Canada's proposed federal budget, which aims to slash its $53.8 million (US$52.2 billion) budget deficit in half, also contains several provisions that are designed to benefit the nation's mining industry.

Total federal spending in 20102011, including debt charges, will hit $280.5 billion, almost $13 billion over the fiscal year that ends March 31st.

In the budget document presented by Finance Minister Jim Flaherty Thursday, the Canadian Government declared, "Canada's rich mineral resources represent significant economic opportunities. Promoting the exploration and development of these resources offers important benefits in terms of employment, investment and infrastructure, especially for rural and remote communities."

Budget 2010 proposed to extend the temporary 15% Mineral Exploration Tax Credit (METC) to March 31, 2011. The credit is designed to assist junior mining companies in raising new equity through the issuance of flow-through tax shares.
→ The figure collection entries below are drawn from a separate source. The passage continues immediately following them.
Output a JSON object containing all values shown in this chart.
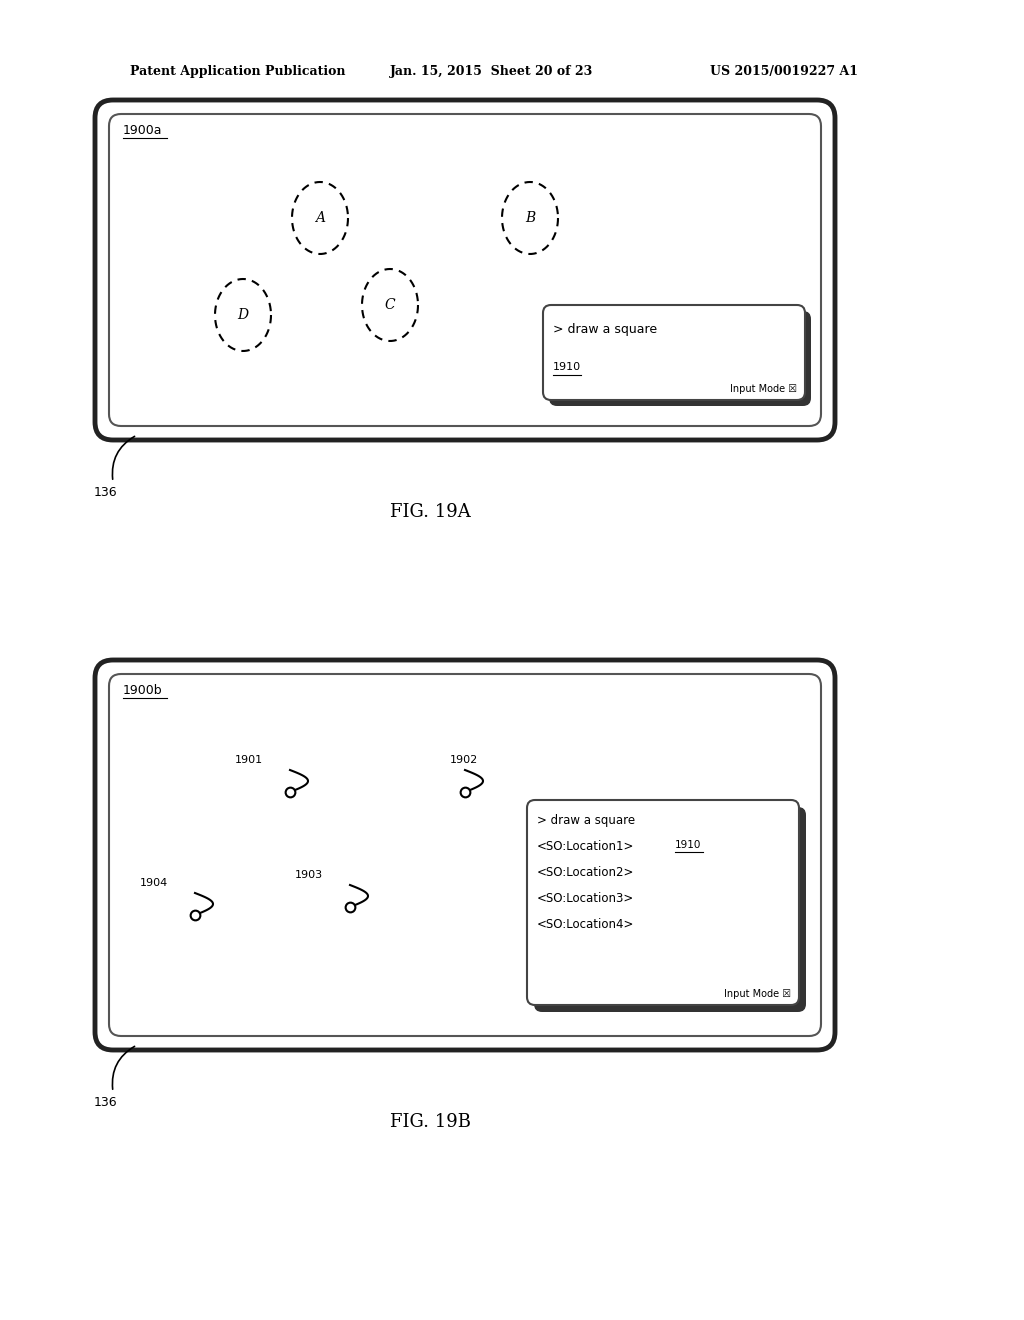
{
  "bg_color": "#ffffff",
  "header_left": "Patent Application Publication",
  "header_mid": "Jan. 15, 2015  Sheet 20 of 23",
  "header_right": "US 2015/0019227 A1",
  "fig_a_label": "FIG. 19A",
  "fig_b_label": "FIG. 19B",
  "fig_a_screen_label": "1900a",
  "fig_b_screen_label": "1900b",
  "device_136": "136",
  "popup_a_text": "> draw a square",
  "popup_a_label": "1910",
  "popup_a_footer": "Input Mode ☒",
  "popup_b_lines": [
    "> draw a square",
    "<SO:Location1>",
    "<SO:Location2>",
    "<SO:Location3>",
    "<SO:Location4>"
  ],
  "popup_b_label": "1910",
  "popup_b_footer": "Input Mode ☒"
}
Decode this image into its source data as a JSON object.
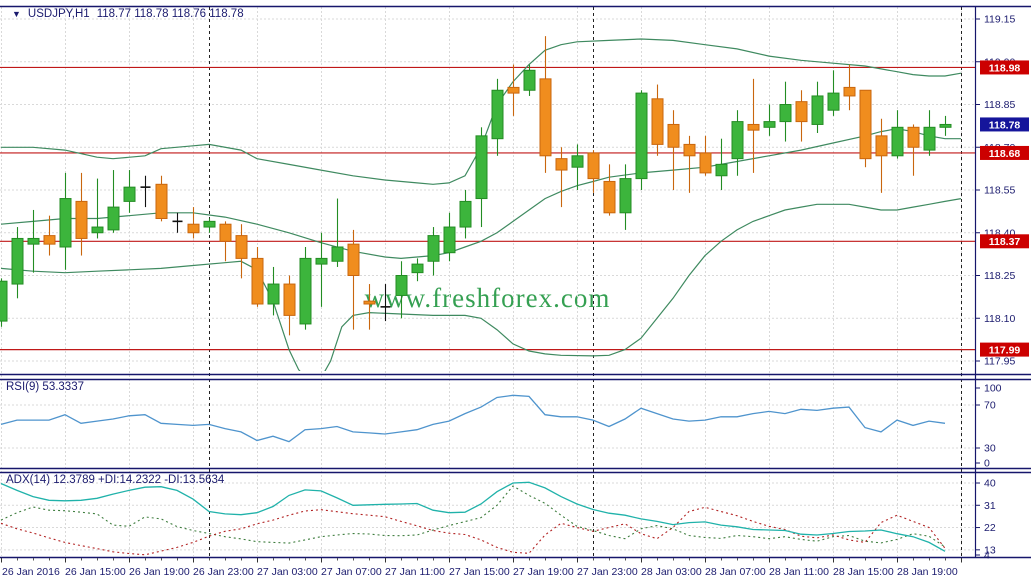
{
  "header": {
    "symbol_period": "USDJPY,H1",
    "quotes": "118.77 118.78 118.76 118.78"
  },
  "watermark": "www.freshforex.com",
  "colors": {
    "bull": "#3cb53c",
    "bull_edge": "#238c23",
    "bear": "#f08d1e",
    "bear_edge": "#c9660e",
    "doji": "#111111",
    "bands": "#3f8a60",
    "level": "#c01818",
    "rsi": "#4f94cd",
    "adx_main": "#20b2aa",
    "adx_plus": "#3e7d3e",
    "adx_minus": "#b22222",
    "axis_text": "#1b1b6e",
    "badge_red": "#cc0000",
    "badge_current": "#15159b",
    "watermark": "#35a052",
    "grid": "#d9d9d9",
    "separator": "#222222",
    "frame": "#16166b"
  },
  "price_axis": {
    "labels": [
      "119.15",
      "119.00",
      "118.85",
      "118.70",
      "118.55",
      "118.40",
      "118.25",
      "118.10",
      "117.95"
    ],
    "badges": [
      {
        "value": "118.98",
        "kind": "level"
      },
      {
        "value": "118.78",
        "kind": "current"
      },
      {
        "value": "118.68",
        "kind": "level"
      },
      {
        "value": "118.37",
        "kind": "level"
      },
      {
        "value": "117.99",
        "kind": "level"
      }
    ]
  },
  "time_axis": {
    "labels": [
      {
        "text": "26 Jan 2016",
        "i": 0
      },
      {
        "text": "26 Jan 15:00",
        "i": 4
      },
      {
        "text": "26 Jan 19:00",
        "i": 8
      },
      {
        "text": "26 Jan 23:00",
        "i": 12
      },
      {
        "text": "27 Jan 03:00",
        "i": 16
      },
      {
        "text": "27 Jan 07:00",
        "i": 20
      },
      {
        "text": "27 Jan 11:00",
        "i": 24
      },
      {
        "text": "27 Jan 15:00",
        "i": 28
      },
      {
        "text": "27 Jan 19:00",
        "i": 32
      },
      {
        "text": "27 Jan 23:00",
        "i": 36
      },
      {
        "text": "28 Jan 03:00",
        "i": 40
      },
      {
        "text": "28 Jan 07:00",
        "i": 44
      },
      {
        "text": "28 Jan 11:00",
        "i": 48
      },
      {
        "text": "28 Jan 15:00",
        "i": 52
      },
      {
        "text": "28 Jan 19:00",
        "i": 56
      }
    ],
    "day_separator_i": [
      13,
      37,
      60
    ]
  },
  "chart_data": {
    "type": "candlestick",
    "symbol": "USDJPY",
    "timeframe": "H1",
    "title": "USDJPY,H1  118.77 118.78 118.76 118.78",
    "ylim": [
      117.9,
      119.19
    ],
    "grid_prices": [
      119.15,
      119.0,
      118.85,
      118.7,
      118.55,
      118.4,
      118.25,
      118.1,
      117.95
    ],
    "levels": [
      118.98,
      118.68,
      118.37,
      117.99
    ],
    "current_price": 118.78,
    "candles_ohlc": [
      [
        118.09,
        118.24,
        118.07,
        118.23
      ],
      [
        118.22,
        118.42,
        118.17,
        118.38
      ],
      [
        118.36,
        118.48,
        118.26,
        118.38
      ],
      [
        118.39,
        118.46,
        118.32,
        118.36
      ],
      [
        118.35,
        118.61,
        118.27,
        118.52
      ],
      [
        118.51,
        118.61,
        118.32,
        118.38
      ],
      [
        118.4,
        118.59,
        118.38,
        118.42
      ],
      [
        118.41,
        118.62,
        118.4,
        118.49
      ],
      [
        118.51,
        118.62,
        118.47,
        118.56
      ],
      [
        118.56,
        118.6,
        118.49,
        118.56
      ],
      [
        118.57,
        118.6,
        118.44,
        118.45
      ],
      [
        118.44,
        118.47,
        118.4,
        118.44
      ],
      [
        118.43,
        118.49,
        118.38,
        118.4
      ],
      [
        118.42,
        118.45,
        118.4,
        118.44
      ],
      [
        118.43,
        118.44,
        118.3,
        118.37
      ],
      [
        118.39,
        118.43,
        118.24,
        118.31
      ],
      [
        118.31,
        118.35,
        118.14,
        118.15
      ],
      [
        118.15,
        118.28,
        118.11,
        118.22
      ],
      [
        118.22,
        118.25,
        118.04,
        118.11
      ],
      [
        118.08,
        118.35,
        118.06,
        118.31
      ],
      [
        118.29,
        118.4,
        118.14,
        118.31
      ],
      [
        118.3,
        118.52,
        118.28,
        118.35
      ],
      [
        118.36,
        118.41,
        118.06,
        118.25
      ],
      [
        118.16,
        118.22,
        118.06,
        118.15
      ],
      [
        118.14,
        118.22,
        118.09,
        118.14
      ],
      [
        118.18,
        118.3,
        118.1,
        118.25
      ],
      [
        118.26,
        118.31,
        118.23,
        118.29
      ],
      [
        118.3,
        118.42,
        118.25,
        118.39
      ],
      [
        118.33,
        118.47,
        118.3,
        118.42
      ],
      [
        118.42,
        118.55,
        118.38,
        118.51
      ],
      [
        118.52,
        118.77,
        118.42,
        118.74
      ],
      [
        118.73,
        118.94,
        118.67,
        118.9
      ],
      [
        118.91,
        118.99,
        118.81,
        118.89
      ],
      [
        118.9,
        118.99,
        118.88,
        118.97
      ],
      [
        118.94,
        119.09,
        118.61,
        118.67
      ],
      [
        118.66,
        118.7,
        118.49,
        118.62
      ],
      [
        118.63,
        118.71,
        118.55,
        118.67
      ],
      [
        118.68,
        118.69,
        118.54,
        118.59
      ],
      [
        118.58,
        118.64,
        118.46,
        118.47
      ],
      [
        118.47,
        118.64,
        118.41,
        118.59
      ],
      [
        118.59,
        118.9,
        118.55,
        118.89
      ],
      [
        118.87,
        118.92,
        118.67,
        118.71
      ],
      [
        118.78,
        118.83,
        118.55,
        118.7
      ],
      [
        118.71,
        118.74,
        118.54,
        118.67
      ],
      [
        118.68,
        118.74,
        118.6,
        118.61
      ],
      [
        118.6,
        118.73,
        118.55,
        118.64
      ],
      [
        118.66,
        118.83,
        118.6,
        118.79
      ],
      [
        118.78,
        118.94,
        118.61,
        118.76
      ],
      [
        118.77,
        118.85,
        118.74,
        118.79
      ],
      [
        118.79,
        118.93,
        118.72,
        118.85
      ],
      [
        118.86,
        118.9,
        118.72,
        118.79
      ],
      [
        118.78,
        118.93,
        118.75,
        118.88
      ],
      [
        118.83,
        118.97,
        118.81,
        118.89
      ],
      [
        118.91,
        118.99,
        118.83,
        118.88
      ],
      [
        118.9,
        118.9,
        118.63,
        118.66
      ],
      [
        118.74,
        118.8,
        118.54,
        118.67
      ],
      [
        118.67,
        118.83,
        118.66,
        118.77
      ],
      [
        118.77,
        118.78,
        118.6,
        118.7
      ],
      [
        118.69,
        118.83,
        118.67,
        118.77
      ],
      [
        118.77,
        118.81,
        118.74,
        118.78
      ]
    ],
    "bollinger": {
      "period": 20,
      "upper": [
        [
          0,
          118.7
        ],
        [
          2,
          118.7
        ],
        [
          4,
          118.69
        ],
        [
          6,
          118.665
        ],
        [
          7,
          118.66
        ],
        [
          9,
          118.67
        ],
        [
          10,
          118.695
        ],
        [
          12,
          118.705
        ],
        [
          13,
          118.71
        ],
        [
          15,
          118.69
        ],
        [
          16,
          118.66
        ],
        [
          18,
          118.64
        ],
        [
          20,
          118.62
        ],
        [
          22,
          118.6
        ],
        [
          24,
          118.585
        ],
        [
          26,
          118.575
        ],
        [
          27,
          118.57
        ],
        [
          28,
          118.575
        ],
        [
          29,
          118.6
        ],
        [
          30,
          118.7
        ],
        [
          31,
          118.85
        ],
        [
          32,
          118.93
        ],
        [
          33,
          118.99
        ],
        [
          34,
          119.04
        ],
        [
          35,
          119.06
        ],
        [
          36,
          119.07
        ],
        [
          38,
          119.075
        ],
        [
          40,
          119.08
        ],
        [
          42,
          119.075
        ],
        [
          44,
          119.06
        ],
        [
          46,
          119.045
        ],
        [
          48,
          119.02
        ],
        [
          50,
          119.005
        ],
        [
          52,
          118.995
        ],
        [
          54,
          118.985
        ],
        [
          55,
          118.975
        ],
        [
          56,
          118.965
        ],
        [
          57,
          118.955
        ],
        [
          58,
          118.95
        ],
        [
          59,
          118.95
        ],
        [
          60,
          118.96
        ]
      ],
      "middle": [
        [
          0,
          118.43
        ],
        [
          2,
          118.44
        ],
        [
          4,
          118.45
        ],
        [
          6,
          118.45
        ],
        [
          8,
          118.46
        ],
        [
          10,
          118.47
        ],
        [
          12,
          118.47
        ],
        [
          14,
          118.455
        ],
        [
          16,
          118.43
        ],
        [
          18,
          118.4
        ],
        [
          20,
          118.365
        ],
        [
          22,
          118.335
        ],
        [
          24,
          118.315
        ],
        [
          25,
          118.31
        ],
        [
          26,
          118.315
        ],
        [
          27,
          118.32
        ],
        [
          28,
          118.33
        ],
        [
          29,
          118.35
        ],
        [
          30,
          118.37
        ],
        [
          31,
          118.4
        ],
        [
          32,
          118.44
        ],
        [
          33,
          118.48
        ],
        [
          34,
          118.52
        ],
        [
          35,
          118.545
        ],
        [
          36,
          118.565
        ],
        [
          37,
          118.58
        ],
        [
          38,
          118.595
        ],
        [
          40,
          118.61
        ],
        [
          42,
          118.62
        ],
        [
          44,
          118.63
        ],
        [
          46,
          118.65
        ],
        [
          48,
          118.67
        ],
        [
          50,
          118.69
        ],
        [
          52,
          118.715
        ],
        [
          54,
          118.74
        ],
        [
          55,
          118.755
        ],
        [
          56,
          118.765
        ],
        [
          57,
          118.755
        ],
        [
          58,
          118.74
        ],
        [
          59,
          118.73
        ],
        [
          60,
          118.73
        ]
      ],
      "lower": [
        [
          0,
          118.275
        ],
        [
          2,
          118.265
        ],
        [
          4,
          118.26
        ],
        [
          6,
          118.265
        ],
        [
          8,
          118.27
        ],
        [
          10,
          118.275
        ],
        [
          12,
          118.285
        ],
        [
          14,
          118.295
        ],
        [
          15,
          118.3
        ],
        [
          16,
          118.27
        ],
        [
          17,
          118.16
        ],
        [
          18,
          117.99
        ],
        [
          18.6,
          117.92
        ],
        [
          19.2,
          117.88
        ],
        [
          20,
          117.89
        ],
        [
          20.6,
          117.95
        ],
        [
          21.3,
          118.07
        ],
        [
          22,
          118.11
        ],
        [
          23,
          118.12
        ],
        [
          25,
          118.115
        ],
        [
          27,
          118.11
        ],
        [
          29,
          118.11
        ],
        [
          30,
          118.1
        ],
        [
          31,
          118.06
        ],
        [
          32,
          118.01
        ],
        [
          33,
          117.985
        ],
        [
          34,
          117.975
        ],
        [
          35,
          117.97
        ],
        [
          37,
          117.968
        ],
        [
          38,
          117.97
        ],
        [
          39,
          117.99
        ],
        [
          40,
          118.03
        ],
        [
          41,
          118.1
        ],
        [
          42,
          118.17
        ],
        [
          43,
          118.25
        ],
        [
          44,
          118.32
        ],
        [
          45,
          118.37
        ],
        [
          46,
          118.41
        ],
        [
          47,
          118.44
        ],
        [
          48,
          118.46
        ],
        [
          49,
          118.48
        ],
        [
          50,
          118.49
        ],
        [
          51,
          118.5
        ],
        [
          52,
          118.5
        ],
        [
          53,
          118.5
        ],
        [
          54,
          118.49
        ],
        [
          55,
          118.48
        ],
        [
          56,
          118.48
        ],
        [
          57,
          118.49
        ],
        [
          58,
          118.5
        ],
        [
          59,
          118.51
        ],
        [
          60,
          118.52
        ]
      ]
    },
    "rsi": {
      "label": "RSI(9) 53.3337",
      "period": 9,
      "last": 53.3337,
      "scale_labels": [
        "100",
        "70",
        "30",
        "0"
      ],
      "grid_values": [
        70,
        30
      ],
      "values": [
        52,
        56,
        56,
        56,
        61,
        53,
        55,
        57,
        60,
        61,
        53,
        52,
        51,
        52,
        48,
        45,
        37,
        41,
        36,
        47,
        48,
        50,
        45,
        44,
        43,
        45,
        47,
        52,
        55,
        62,
        68,
        77,
        79,
        78,
        61,
        59,
        59,
        56,
        50,
        57,
        67,
        62,
        57,
        55,
        56,
        59,
        59,
        62,
        64,
        62,
        66,
        65,
        67,
        68,
        49,
        45,
        56,
        51,
        55,
        53
      ]
    },
    "adx": {
      "label": "ADX(14) 12.3789 +DI:14.2322 -DI:13.5634",
      "period": 14,
      "last_adx": 12.3789,
      "last_plus_di": 14.2322,
      "last_minus_di": 13.5634,
      "scale_labels": [
        "40",
        "31",
        "22",
        "13",
        "4"
      ],
      "grid_values": [
        40,
        31,
        22,
        13
      ],
      "main": [
        39.8,
        37,
        34.5,
        33,
        32.8,
        33,
        33.8,
        35.5,
        37,
        38.3,
        38.5,
        37,
        33.5,
        28.5,
        27.5,
        27.2,
        28,
        30.5,
        35,
        37.2,
        36.8,
        34,
        31,
        31.2,
        31.4,
        31.5,
        31.7,
        29,
        28,
        28.2,
        31.5,
        36.5,
        40,
        40.3,
        38,
        34.5,
        31.5,
        29.3,
        27.8,
        27,
        25.5,
        24.5,
        23.2,
        24,
        24.3,
        23,
        22.3,
        21.2,
        21,
        20.8,
        19.3,
        19,
        19.6,
        20.4,
        20.6,
        21,
        19.5,
        18.3,
        16,
        12.4
      ],
      "plus_di": [
        25,
        28,
        30.3,
        29,
        28.8,
        28.2,
        27.5,
        23,
        22.5,
        26.3,
        25.5,
        22.4,
        20.8,
        19.6,
        18.3,
        17.4,
        16.3,
        16,
        15.7,
        17,
        18.3,
        19,
        19.6,
        19.4,
        18.8,
        18.7,
        19,
        21,
        22.8,
        24.4,
        26,
        31,
        38.8,
        35,
        31.8,
        27,
        22.5,
        20.8,
        18.8,
        17.5,
        21.5,
        22.8,
        21.5,
        18.8,
        18,
        17.6,
        18.8,
        18.3,
        17.5,
        18.3,
        17.2,
        16.5,
        18.3,
        18.8,
        16.5,
        15.8,
        17.2,
        19.5,
        18.5,
        14.2
      ],
      "minus_di": [
        23.7,
        21.5,
        19.8,
        17.8,
        16,
        14.7,
        13.5,
        12.2,
        11.5,
        11,
        12.5,
        14,
        16,
        18.5,
        20.5,
        21.5,
        23.5,
        25,
        27,
        28.7,
        29.2,
        28.4,
        27.6,
        27,
        26.4,
        24.5,
        22.7,
        20.8,
        19.7,
        19.2,
        17,
        14,
        12,
        11.6,
        19,
        23.7,
        22,
        20.5,
        22,
        23.5,
        19.5,
        17.5,
        22,
        28.5,
        30.2,
        28.5,
        26.8,
        24.5,
        22.5,
        21.2,
        18.5,
        17.8,
        19,
        17,
        16,
        24,
        27,
        24.5,
        22,
        13.6
      ]
    }
  }
}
The program only applies to preliminary mineral exploration activities conducted from ground level or aboveground level. Expenses for underground exploration or for the purpose of bringing a mine into production are also excluded.

The estimated net cost of extension of the credit will be $65 million over the next two fiscal years.

The budget also allocates $12 million over two years to Natural Resources Canada to renew the Targeted Geoscience Initiative, with a focus on developing new ways of exploring for deeper mineral deposits.

Association for Mineral Exploration British Columbia (AME BC) CEO Gavin Diron said the announcement was "a welcome signal to industry that Canada is open to investment."

He also noted, "The federal budget represents several steps in the right direction to ensure that safe and modern mineral exploration and mining continue to benefit all Canadians."